Hosts Pinsent Masons came out on top in the London leg of the first Global Legal Hackathon, held simultaneously in 40 cities on six continents over the weekend. The brief was to bring together lawyers and technologists to create working prototypes of systems to support legal practice and access to justice.
The London event was organised by Robert Millard of the Cambridge Strategy Group and David Terrar of Agile Elephant, with judges including Law Society vice president Christina Blacklaws.
Six teams worked through the weekend to create applications with emerging technologies including artificial intelligence and blockchain. The Pinsents team, led by head of R&D Orlando Conetta, created Apella, a blockchain system allowing the firm’s partners to vote on internal innovation initiatives. The idea was to build ’a real-time, anonymous decision tool', which allows everyone to see the percentage of votes without showing who supported each proposal.
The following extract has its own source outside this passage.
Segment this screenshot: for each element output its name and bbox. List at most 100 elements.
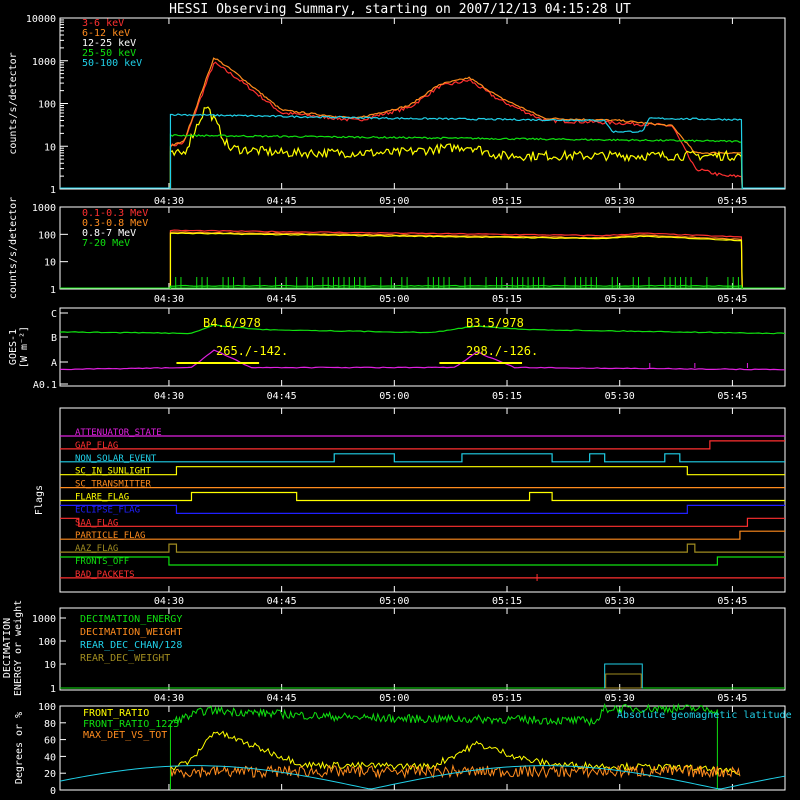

The runner up team, Lipsync, created a smartphone chatbot to help litigants in person dealing with divorce, an uncomfortable situation where parties commonly represent themselves on issues involving their personal finances. The chatbot, Polly, used IBM Watson’s natural language processing and sentiment analysis to offer guidance, information, practical help with creating arguments and documents as well as a check list of next steps.
Other London teams produced a chatbot for GDPR compliance, an automated email management system, a conveyancing blockchain and an AI powered practice management system.
The Pinsent team will go on to compete in the second round, and the global winner will be announced after final presentations in New York in April.